Rates of teen vaping in the US rose 9.5% to 37.3% in 2017-2018, leading to nicotine addiction in youth being viewed as a public health crisis – and Juul is taking a lot of the blame.
Silicon Valley start-up Juul boasts a share of more than three-quarters of the e-cigarettte market in the US. Their product is an electronic vaping device which is designed to appear sleek and stylish – similar to an iPhone.
Despite claiming to exist to help adult smokers (aged 35 and over) quit smoking, many argue that they have been targeting young people from their inception.
A marketing analysis performed by researchers at Stanford found that Juul’s marketing campaign was heavily youth-oriented between 2015 and 2018. Researchers analysed thousands of advertisements, emails and Instagram posts and declared that “JUUL’s mission statement…and their repeated assertion that their product is meant for “adult smokers only” has not been congruent with its marketing practices over its first 3 years.”
Some suggest that the design and flavour options – such as crème brûlée and mango – have been targeted to young people rather than older adults. Experts also point to the strong similarities between Juul’s advertising and tobacco advertising.

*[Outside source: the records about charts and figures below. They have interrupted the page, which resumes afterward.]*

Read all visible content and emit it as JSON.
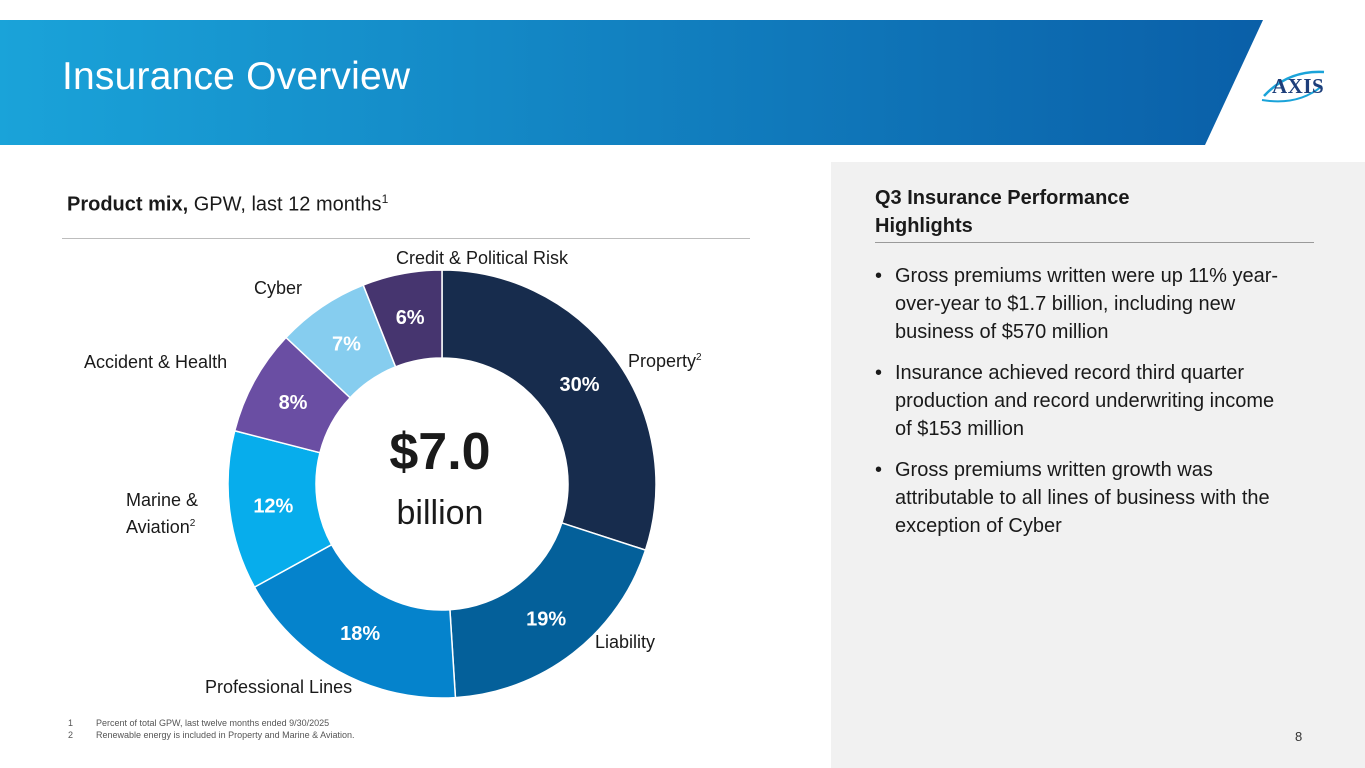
{
  "header": {
    "title": "Insurance Overview",
    "logo_text": "AXIS",
    "colors": {
      "banner_start": "#1aa3d9",
      "banner_end": "#0a5fa8"
    }
  },
  "left": {
    "heading_bold": "Product mix,",
    "heading_rest": " GPW, last 12 months",
    "heading_sup": "1",
    "center_value": "$7.0",
    "center_unit": "billion"
  },
  "chart_data": {
    "type": "pie",
    "title": "Product mix, GPW, last 12 months",
    "total": "$7.0 billion",
    "slices": [
      {
        "name": "Property",
        "sup": "2",
        "value": 30,
        "label": "30%",
        "color": "#172c4d"
      },
      {
        "name": "Liability",
        "sup": "",
        "value": 19,
        "label": "19%",
        "color": "#04609a"
      },
      {
        "name": "Professional Lines",
        "sup": "",
        "value": 18,
        "label": "18%",
        "color": "#0583cc"
      },
      {
        "name": "Marine & Aviation",
        "sup": "2",
        "value": 12,
        "label": "12%",
        "color": "#07adec"
      },
      {
        "name": "Accident & Health",
        "sup": "",
        "value": 8,
        "label": "8%",
        "color": "#6a4ea3"
      },
      {
        "name": "Cyber",
        "sup": "",
        "value": 7,
        "label": "7%",
        "color": "#86cdef"
      },
      {
        "name": "Credit & Political Risk",
        "sup": "",
        "value": 6,
        "label": "6%",
        "color": "#46356f"
      }
    ]
  },
  "panel": {
    "title": "Q3 Insurance Performance Highlights",
    "bullet_char": "•",
    "bullets": [
      "Gross premiums written were up 11% year-over-year to $1.7 billion, including new business of $570 million",
      "Insurance achieved record third quarter production and record underwriting income of $153 million",
      "Gross premiums written growth was attributable to all lines of business with the exception of Cyber"
    ]
  },
  "footnotes": [
    {
      "num": "1",
      "text": "Percent of total GPW, last twelve months ended 9/30/2025"
    },
    {
      "num": "2",
      "text": "Renewable energy is included in Property and Marine & Aviation."
    }
  ],
  "page_number": "8"
}
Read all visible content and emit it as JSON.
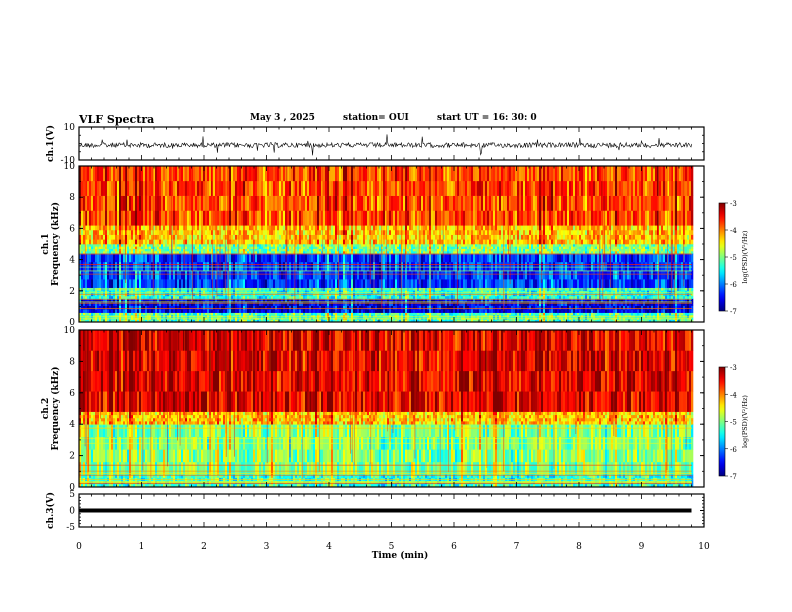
{
  "header": {
    "title": "VLF Spectra",
    "date": "May 3  , 2025",
    "station": "station= OUI",
    "start": "start  UT  =   16: 30: 0"
  },
  "colors": {
    "accent_red": "#ff2a1a",
    "accent_yellow": "#ffd21a",
    "accent_green": "#28e060",
    "accent_cyan": "#20d8e0",
    "accent_blue": "#0a2be0",
    "accent_navy": "#000070"
  },
  "chart_data": [
    {
      "type": "line",
      "ylabel": "ch.1(V)",
      "ylim": [
        -10,
        10
      ],
      "yticks": [
        "10",
        "-10"
      ],
      "x": [
        0,
        0.5,
        1,
        1.5,
        2,
        2.5,
        3,
        3.5,
        4,
        4.5,
        5,
        5.5,
        6,
        6.5,
        7,
        7.5,
        8,
        8.5,
        9,
        9.5,
        9.8
      ],
      "values": [
        -1,
        -1,
        -1,
        -1,
        -1,
        -1,
        -1,
        -1,
        -1,
        -1,
        -1,
        -1,
        -1,
        -1,
        -1,
        -1,
        -1,
        -1,
        -1,
        -1,
        -1
      ],
      "grid": false
    },
    {
      "type": "heatmap",
      "ylabel": "ch.1\nFrequency  (kHz)",
      "ylim": [
        0,
        10
      ],
      "yticks": [
        "0",
        "2",
        "4",
        "6",
        "8",
        "10"
      ],
      "bands_khz": [
        {
          "from": 0,
          "to": 0.6,
          "level": -5.2
        },
        {
          "from": 0.6,
          "to": 1.5,
          "level": -6.6
        },
        {
          "from": 1.5,
          "to": 2.2,
          "level": -5.4
        },
        {
          "from": 2.2,
          "to": 4.4,
          "level": -6.3
        },
        {
          "from": 4.4,
          "to": 5.0,
          "level": -5.0
        },
        {
          "from": 5.0,
          "to": 6.2,
          "level": -4.3
        },
        {
          "from": 6.2,
          "to": 10,
          "level": -3.8
        }
      ],
      "colorbar": {
        "label": "log(PSD)(V²/Hz)",
        "ticks": [
          "-3",
          "-4",
          "-5",
          "-6",
          "-7"
        ],
        "range": [
          -7,
          -3
        ]
      }
    },
    {
      "type": "heatmap",
      "ylabel": "ch.2\nFrequency  (kHz)",
      "ylim": [
        0,
        10
      ],
      "yticks": [
        "0",
        "2",
        "4",
        "6",
        "8",
        "10"
      ],
      "bands_khz": [
        {
          "from": 0,
          "to": 0.8,
          "level": -5.3
        },
        {
          "from": 0.8,
          "to": 4.0,
          "level": -5.0
        },
        {
          "from": 4.0,
          "to": 4.8,
          "level": -4.3
        },
        {
          "from": 4.8,
          "to": 10,
          "level": -3.4
        }
      ],
      "colorbar": {
        "label": "log(PSD)(V²/Hz)",
        "ticks": [
          "-3",
          "-4",
          "-5",
          "-6",
          "-7"
        ],
        "range": [
          -7,
          -3
        ]
      }
    },
    {
      "type": "line",
      "ylabel": "ch.3(V)",
      "ylim": [
        -5,
        5
      ],
      "yticks": [
        "5",
        "0",
        "-5"
      ],
      "x": [
        0,
        9.8
      ],
      "values": [
        0,
        0
      ],
      "grid": false
    }
  ],
  "xaxis": {
    "label": "Time  (min)",
    "xlim": [
      0,
      10
    ],
    "ticks": [
      "0",
      "1",
      "2",
      "3",
      "4",
      "5",
      "6",
      "7",
      "8",
      "9",
      "10"
    ]
  }
}
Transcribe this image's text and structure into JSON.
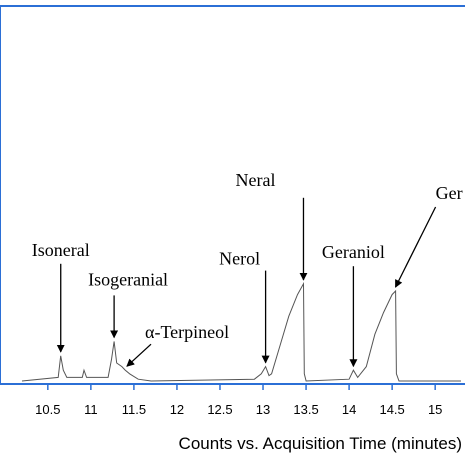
{
  "chart_data": {
    "type": "line",
    "title": "",
    "xlabel": "Counts vs. Acquisition Time (minutes)",
    "ylabel": "",
    "xlim": [
      10.2,
      15.3
    ],
    "ylim": [
      0,
      1
    ],
    "x_ticks": [
      "10.5",
      "11",
      "11.5",
      "12",
      "12.5",
      "13",
      "13.5",
      "14",
      "14.5",
      "15"
    ],
    "line_color": "#555555",
    "frame_color": "#2b6fd6",
    "series": [
      {
        "x": [
          10.2,
          10.62,
          10.65,
          10.68,
          10.72,
          10.9,
          10.92,
          10.95,
          11.2,
          11.24,
          11.27,
          11.3,
          11.36,
          11.4,
          11.45,
          11.55,
          11.7,
          12.9,
          12.98,
          13.03,
          13.07,
          13.1,
          13.2,
          13.3,
          13.4,
          13.47,
          13.48,
          13.5,
          14.0,
          14.05,
          14.1,
          14.2,
          14.3,
          14.4,
          14.5,
          14.54,
          14.55,
          14.58,
          15.3
        ],
        "y": [
          0.0,
          0.01,
          0.07,
          0.03,
          0.01,
          0.01,
          0.03,
          0.01,
          0.01,
          0.06,
          0.11,
          0.05,
          0.04,
          0.03,
          0.02,
          0.005,
          0.0,
          0.005,
          0.02,
          0.04,
          0.015,
          0.02,
          0.1,
          0.18,
          0.24,
          0.27,
          0.02,
          0.0,
          0.005,
          0.03,
          0.01,
          0.04,
          0.13,
          0.19,
          0.24,
          0.25,
          0.02,
          0.0,
          0.0
        ]
      }
    ],
    "annotations": [
      {
        "text": "Isoneral",
        "x": 10.65,
        "y": 0.07
      },
      {
        "text": "Isogeranial",
        "x": 11.27,
        "y": 0.11
      },
      {
        "text": "α-Terpineol",
        "x": 11.42,
        "y": 0.03
      },
      {
        "text": "Nerol",
        "x": 13.03,
        "y": 0.04
      },
      {
        "text": "Neral",
        "x": 13.47,
        "y": 0.27
      },
      {
        "text": "Geraniol",
        "x": 14.05,
        "y": 0.03
      },
      {
        "text": "Ger",
        "x": 14.54,
        "y": 0.25
      }
    ]
  }
}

Juul’s product launch in 2015 involved attractive young people offering free samples at music and movie events populated by youth, further suggesting that their products were not genuinely aimed at the over 35 bracket.
The FDA is currently trying to restrict the selling of flavoured vaping devices both online and in stores in an attempt to reduce youth sales.
Yet vaping device sales are predicted to rise, with tobacco companies such as Kev’s Vape or Altria beginning to invest in e-cigarette businesses such as Juul in an attempt to expand their product range.
Juul has also recently been under fire legally after one of its representatives allegedly told a classroom of ninth-graders that Juul’s e-cigarettes were “totally safe”, despite their nicotine content.